Armed with a transcript of his tape-recording
of the incident and a hospital report of the minor injuries
he suffered, Manos described how Charles LeConche, business manager
of Local 230, verbally attacked him during the union meeting at
Capriccio restaurant in Hartford last summer, after Manos raised
questions about expenditures by the union.
Then, Manos testified, ``I was phsyically
attacked, thrown to the concrete floor and then thrown bodily
out of the fire-exit door'' by the local's sergeant-at-arms, as
the rest of the union's local leadership looked on.
Bearse noted later that LeConche and the
other union officials mentioned by Manos have challenged his version
of the events and countercharged that Manos had conducted himself
improperly.
Luskin said there is ``no dispute'' that
Manos was physically thrown out of the meeting and confirmed that
he had ``admonished'' the local union leaders against such actions.
But Luskin also noted -- while declining
to disclose details of his investigation -- that he did not bring
internal charges against LeConche or the other officials.
``Steve thinks that I have not done enough''
to protect his rights, while ``Mr. LeConche thinks that I have
done too much'' in criticizing the local officials'
conduct, Luskin said.
Manos alluded in his testimony to allegations
by other dissident Connecticut Laborers that they
have been punished for criticizing or opposing the policies
of state union leaders, some of whom are closely aligned with
Coia.
Ronald B. Nobili, business manager of Bridgeport
Local 665, charges in a civil suit against the Laborers' statewide
organization that he and his rank-and-file have been punished
for nearly two decades for his refusal to contribute $5,000 to
a fund for Coia's defense against federal kickback charges in
the late 1970s. (That case against Coia, his late father and the
late New England mob boss, Raymond L.S. Patriarca, was thrown
out when a judge ruled that the statute of limitations had expired.)

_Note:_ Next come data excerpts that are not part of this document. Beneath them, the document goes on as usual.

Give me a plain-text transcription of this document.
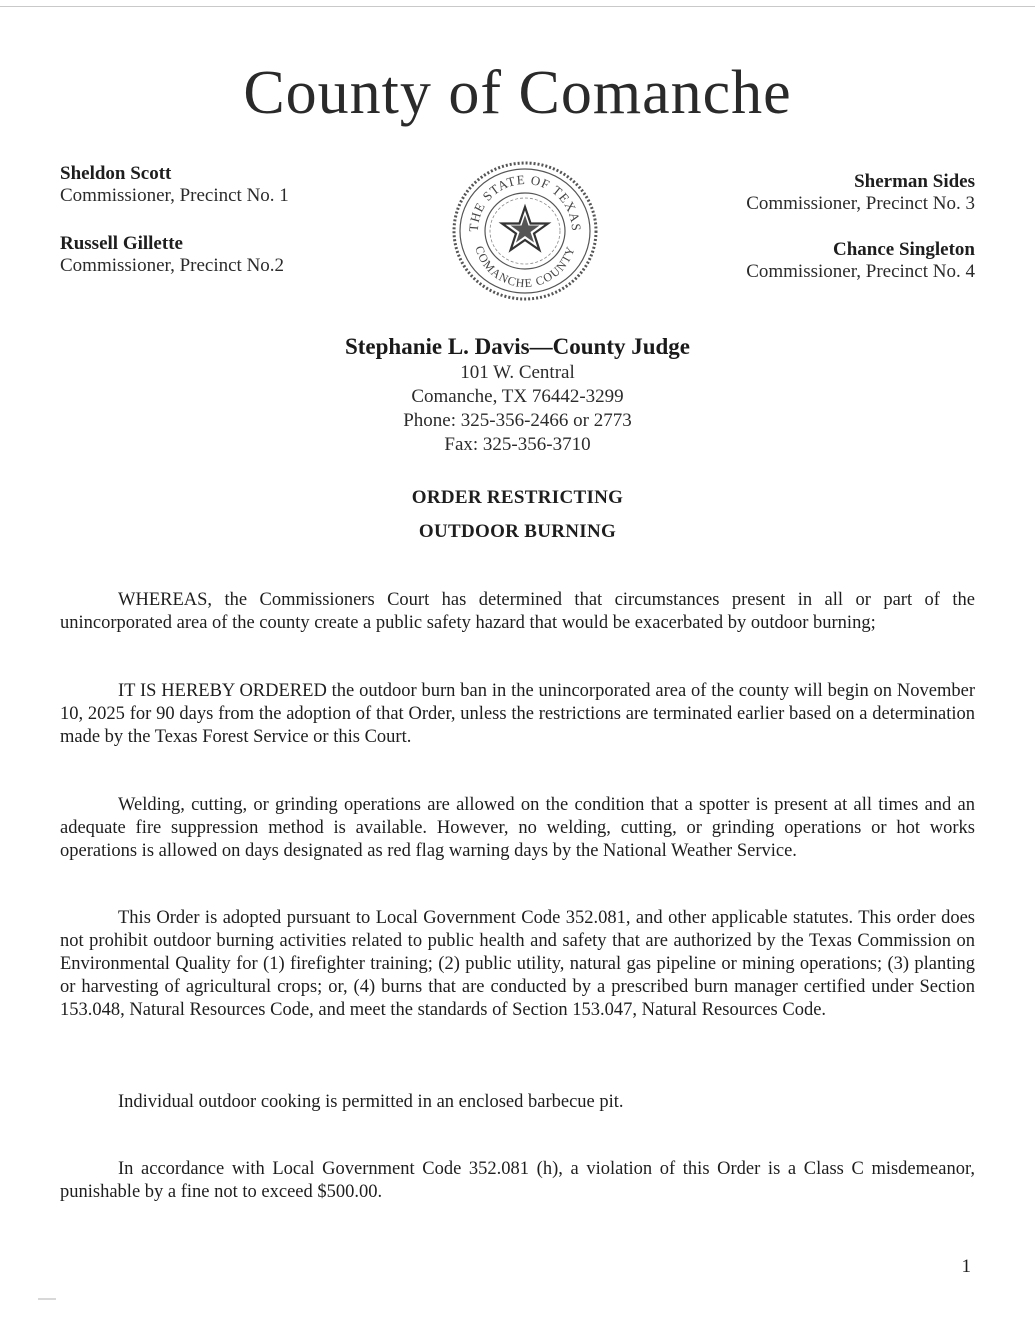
County of Comanche
Sheldon Scott
Commissioner, Precinct No. 1
Russell Gillette
Commissioner, Precinct No.2
Sherman Sides
Commissioner, Precinct No. 3
Chance Singleton
Commissioner, Precinct No. 4
THE STATE OF TEXAS
COMANCHE COUNTY
Stephanie L. Davis—County Judge
101 W. Central
Comanche, TX 76442-3299
Phone: 325-356-2466 or 2773
Fax: 325-356-3710
ORDER RESTRICTING
OUTDOOR BURNING
WHEREAS, the Commissioners Court has determined that circumstances present in all or part of the unincorporated area of the county create a public safety hazard that would be exacerbated by outdoor burning;
IT IS HEREBY ORDERED the outdoor burn ban in the unincorporated area of the county will begin on November 10, 2025 for 90 days from the adoption of that Order, unless the restrictions are terminated earlier based on a determination made by the Texas Forest Service or this Court.
Welding, cutting, or grinding operations are allowed on the condition that a spotter is present at all times and an adequate fire suppression method is available. However, no welding, cutting, or grinding operations or hot works operations is allowed on days designated as red flag warning days by the National Weather Service.
This Order is adopted pursuant to Local Government Code 352.081, and other applicable statutes. This order does not prohibit outdoor burning activities related to public health and safety that are authorized by the Texas Commission on Environmental Quality for (1) firefighter training; (2) public utility, natural gas pipeline or mining operations; (3) planting or harvesting of agricultural crops; or, (4) burns that are conducted by a prescribed burn manager certified under Section 153.048, Natural Resources Code, and meet the standards of Section 153.047, Natural Resources Code.
Individual outdoor cooking is permitted in an enclosed barbecue pit.
In accordance with Local Government Code 352.081 (h), a violation of this Order is a Class C misdemeanor, punishable by a fine not to exceed $500.00.
1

Among those named in Nobili's suit are LeConche;
and Dominick LoPreato, a close Coia friend and LeConche's predecessor
as business manager of Manos's local. LoPreato is serving a federal
prison term for taking $350,000 in bribes.
The Laborers have denied any wrongdoing in
their response to the suit.
Ballenger, the North Carolina Republican,
was blunt in his closing statement to the witnesses and their
colorful array of supporters.
``As far as I can see, y'all are getting the shaft and it isn't management that's doing it to you,'' said Ballenger.